When flies are this small, you’ll have to trust us that, like all adult flies, fruit flies only have two wings (Diptera = di + ptera, which means wing). But you’ll notice fruit flies because of their activity—hovering over fruit—not their looks. Up close you might notice red eyes or dark eyes, and minor difference in color and size, but here are the two you'll most likely see:
Red-Eyed Fruit Fly: tan to beige color; red-eyes; hovering flight (1/16 inch; 2 mm).
Dark-Eyed Fruit Fly: dark-gray to black; rests on wall; hovering flight (larger than red-eyed fruit fly: 1/8 inch; 3 to 4 mm).
As with all flies, their hatched eggs become larvae known as maggots: eyeless and legless. Well-fed maggots become brown, cigar-shaped pupae that you’ll likely not see.
Should I Worry About Fruit Flies?
While we are never sure where a fruit fly’s feet have been, there has not been any evidence of them spreading diseases—unlike house flies. However, unchecked, they can definitely reduce food quality, spoil a drink, and be quite annoying! Clouds of fruit flies really detract from the pleasure of preparing and eating a meal, or enjoying a glass of wine. Thankfully, they can be reduced and prevented.

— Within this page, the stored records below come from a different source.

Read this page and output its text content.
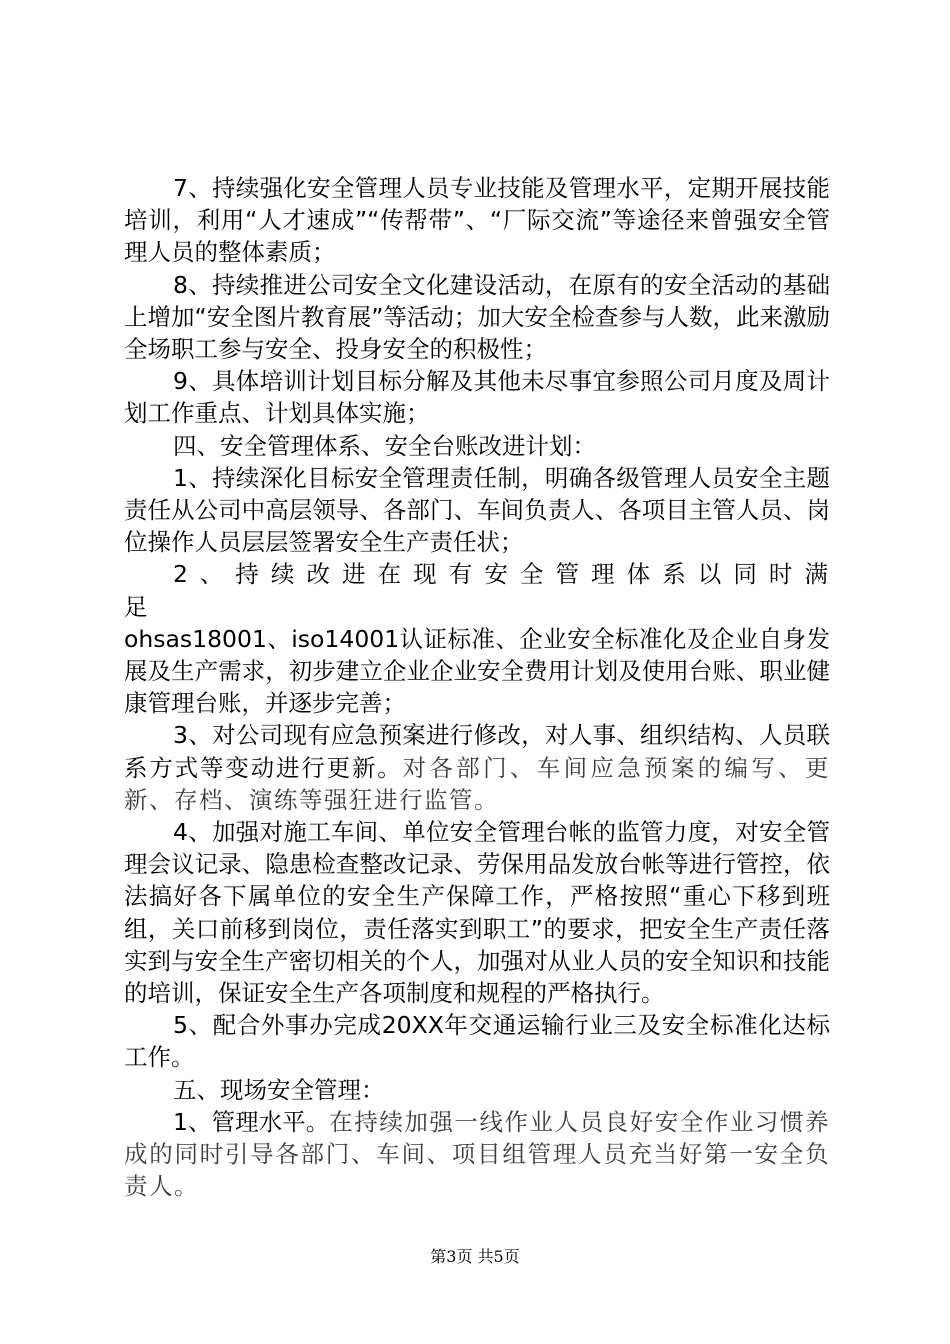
7、持续强化安全管理人员专业技能及管理水平，定期开展技能培训，利用“人才速成”“传帮带”、“厂际交流”等途径来曾强安全管理人员的整体素质；

8、持续推进公司安全文化建设活动，在原有的安全活动的基础上增加“安全图片教育展”等活动；加大安全检查参与人数，此来激励全场职工参与安全、投身安全的积极性；

9、具体培训计划目标分解及其他未尽事宜参照公司月度及周计划工作重点、计划具体实施；

四、安全管理体系、安全台账改进计划：

1、持续深化目标安全管理责任制，明确各级管理人员安全主题责任从公司中高层领导、各部门、车间负责人、各项目主管人员、岗位操作人员层层签署安全生产责任状；

2 、 持 续 改 进 在 现 有 安 全 管 理 体 系 以 同 时 满 足

ohsas18001、iso14001认证标准、企业安全标准化及企业自身发展及生产需求，初步建立企业企业安全费用计划及使用台账、职业健康管理台账，并逐步完善；

3、对公司现有应急预案进行修改，对人事、组织结构、人员联系方式等变动进行更新。对各部门、车间应急预案的编写、更新、存档、演练等强狂进行监管。

4、加强对施工车间、单位安全管理台帐的监管力度，对安全管理会议记录、隐患检查整改记录、劳保用品发放台帐等进行管控，依法搞好各下属单位的安全生产保障工作，严格按照“重心下移到班组，关口前移到岗位，责任落实到职工”的要求，把安全生产责任落实到与安全生产密切相关的个人，加强对从业人员的安全知识和技能的培训，保证安全生产各项制度和规程的严格执行。

5、配合外事办完成20XX年交通运输行业三及安全标准化达标工作。

五、现场安全管理：

1、管理水平。在持续加强一线作业人员良好安全作业习惯养成的同时引导各部门、车间、项目组管理人员充当好第一安全负责人。

第3页 共5页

The invasive Spotted Wing Drosophila, an outdoor fruit fly, is a serious pest of fruit. Unlike other fruit flies, which lay their eggs on past ripe or rotting fruit, they lay their eggs inside fresh fruit, often before harvest.

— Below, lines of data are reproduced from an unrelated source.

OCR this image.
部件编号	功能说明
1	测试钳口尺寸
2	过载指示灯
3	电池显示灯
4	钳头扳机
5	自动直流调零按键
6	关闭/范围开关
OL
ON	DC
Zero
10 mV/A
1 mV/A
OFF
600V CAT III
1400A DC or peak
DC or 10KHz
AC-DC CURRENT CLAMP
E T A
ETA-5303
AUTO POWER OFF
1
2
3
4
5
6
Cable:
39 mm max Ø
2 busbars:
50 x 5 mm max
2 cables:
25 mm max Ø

Why Do I Have Fruit Flies?
One word: Decay. Not fruit. Their larvae need yeast created by fermentation, such as found on ripening fruit.
Dark-eyed fruit fly larvae feed on yeast found in decaying plant and animal material, and are commonly associated with wet food and drink spillage in restaurants, coffee shops, and bars.
Red-eyed fruit fly larvae feed on yeast found in fermenting fruit, including banana peels, onions, tomatoes and just about any perishable produce. Larvae can also breed in food or drink-soaked cloth items, like mop heads and dish rags. In restaurants they use sugar sources like soda fountains and beer taps. Fruit flies often come into your kitchen as eggs or larvae on store-bought and homegrown produce. They don’t just appear, unless an outdoor population has open access.
Dark-eyed fruit fly pupae attached in the corner of a sink. Photo: NYSIPM.
With the large amount of feeding and breeding options in grocery stores and farmer’s markets, fruit flies are a common home pest. Adult females lay eggs on the surface of food their larvae will later eat. Eggs hatch, larvae feed and pupate, and new adults emerge. This life cycle can take place in ten days at optimum temperatures (non-refrigerated food), and one female can lay as many as 500 eggs.
How Do I Get Rid of Fruit Flies?
Always consider the source. Fruit flies primarily enter homes on fruits and vegetables.
Washing fruits and vegetables and keeping them stored properly is key. Check and store, discard or clean anything that could remain a breeding site. As long as breeding conditions linger (ripe, fermenting, decaying food and damp cloths that have come in contact with those foods) the fruit fly life cycle continues. Wash bins where fruit and vegetables are stored, and see that wet rags and mops can dry fully. Empty garbage and kitchen compost often, and rinse well. It also helps to rinse items to be recycled and to keep recycling bins clean.
Vinegar or Juice-Baited Traps
You can use their interest in fermenting food to your advantage by using bait traps. Small vinegar traps with holes in the top are available for purchase or can be made at home to attract and capture fruit flies.
A homemade fruit fly trap baited with banana, vinegar, and yeast. Photo: NYSIPM.
From Fruit Flies, Vinegar Flies, and Pomace Flies (pdf) - "If desired, a simple trap* can be made using a jar and funnel. To make a paper funnel, roll a piece of paper into a wide cone and tape it so it has a small opening at the bottom, of less than a quarter inch or just a few millimeters. In the jar, put any one of the following as bait: a bit of ripe or over-ripe banana sprinkled with yeast, a piece of banana peel, part of a ripe peach or tomato, etc. Place the funnel into the jar so that the tip does not touch the bottom of the jar or the material, and use tape to seal the funnel to the jar. Check the trap daily for adults, and kill or discard them or release them outdoors. An easy way to kill the flies is to place the trap in the freezer overnight; the funnel can be covered, folded over (if paper) or the trap can be enclosed in a bag to prevent any flies from escaping before they have frozen. The bait material in the trap should be replaced every few days, to prevent new larvae from developing.
*HOME REMEDIES -Mentions of these remedies are not endorsements by Cornell University of any product or procedure. They are not recommendations for use, either express or implied. Neither Cornell University, nor its employees or agents, are responsible for any injury or damage to person or property arising out of the use of this information."